An alternative approach is to try to achieve normalisation of FOD
amplitudes across subjects, as is done using AFD. This requires a couple
of extra processing steps, namely inter-subject intensity normalisation
and use of a group average response function, which are also far from
error-free. But if this can be achieved, it means that a fixed density
of streamlines should be used to reconstruct a given FOD amplitude
between subjects, and then the cross-sectional area of fibres
represented by each streamline is also identical between subjects; this
can be achieved by terminating SIFT at a given value of the
proportionality coefficient using the -term_mu
option. One potential
disadvantage of this approach (in addition to the issues associated with
intensity normalisation) is that using a group average response function
instead of the individual subject response may result in spurious peaks
or incorrect relative volume fractions in the FODs, which could
influence the tracking results.
Ideally, a diffusion model would provide the absolute partial volume of each fibre population, rather than a proportional quantity: this could then be used directly in SIFT. However the diffusion models that do provide such information tend to get the crossing fibre geometry wrong in the first place...
If anyone has any ideas on how to solve this pickle, let us know.
SIFT should ideally be used in conjunction with ACT; by passing the ACT
5TT image to tcksift
using the -act
option, the command will
automatically derive a processing mask that will limit the contribution
of non-pure-white-matter voxels toward the model. Without this
information, non-pure-white-matter voxels adversely affect both
streamlines tractography, and the construction of the SIFT model.
If you are looking to apply SIFT without correction of DWI geometric distortions (and therefore without reliable high-resolution co-registered anatomical image data), these are some points that you may wish to consider:
- The spatial extent of the DWI mask may have a large influence on your streamlines tractography results. Therefore greater care should perhaps be taken to validate this mask, including manual editing if necessary.
- It is possible to manually provide a processing mask to
tcksift
using the-proc_mask
option. If users are capable of heuristically generating an approximate white matter partial volume image from the DWI data alone, this may be appropriate information to provide to the SIFT model.

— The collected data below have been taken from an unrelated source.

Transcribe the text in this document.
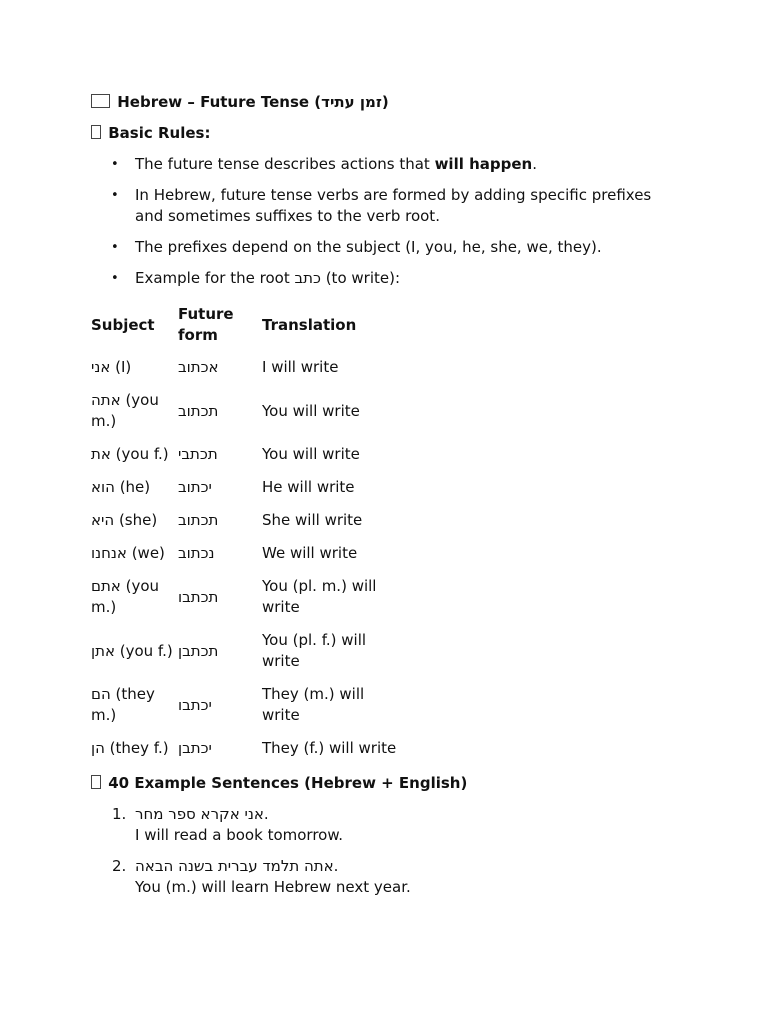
Hebrew – Future Tense (זמן עתיד)
Basic Rules:
• The future tense describes actions that will happen.
• In Hebrew, future tense verbs are formed by adding specific prefixes and sometimes suffixes to the verb root.
• The prefixes depend on the subject (I, you, he, she, we, they).
• Example for the root כתב (to write):
Subject	Future form	Translation
אני (I)	אכתוב	I will write
אתה (you m.)	תכתוב	You will write
את (you f.)	תכתבי	You will write
הוא (he)	יכתוב	He will write
היא (she)	תכתוב	She will write
אנחנו (we)	נכתוב	We will write
אתם (you m.)	תכתבו	You (pl. m.) will write
אתן (you f.)	תכתבן	You (pl. f.) will write
הם (they m.)	יכתבו	They (m.) will write
הן (they f.)	יכתבן	They (f.) will write
40 Example Sentences (Hebrew + English)
1. אני אקרא ספר מחר.
I will read a book tomorrow.
2. אתה תלמד עברית בשנה הבאה.
You (m.) will learn Hebrew next year.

In some circumstances, researchers may be interested in the connection
density of one or two specific pathways of interest, rather than that of
the whole brain. SIFT is still applicable in this scenario; however the
SIFT algorithm itself is only applicable to whole-brain fibre-tracking
data. Therefore, the workflow in this scenario should be: * Generate a
whole-brain tractogram; * Apply SIFT; * Extract the pathway(s) of
interest using tckedit
. * Get the streamline count using
tckinfo
.
The SIFT algorithm is not directly applicable to targeted tracking data. The underlying biophysical model in SIFT assumes that the estimated density of each fibre population in every voxel of the image should be proportionally reconstructed by streamlines; if only a subset of pathways in the brain are permitted to be reconstructed by the tractography algorithm, this will clearly not be the case, so appplication of SIFT in this instance will provide erroneous results.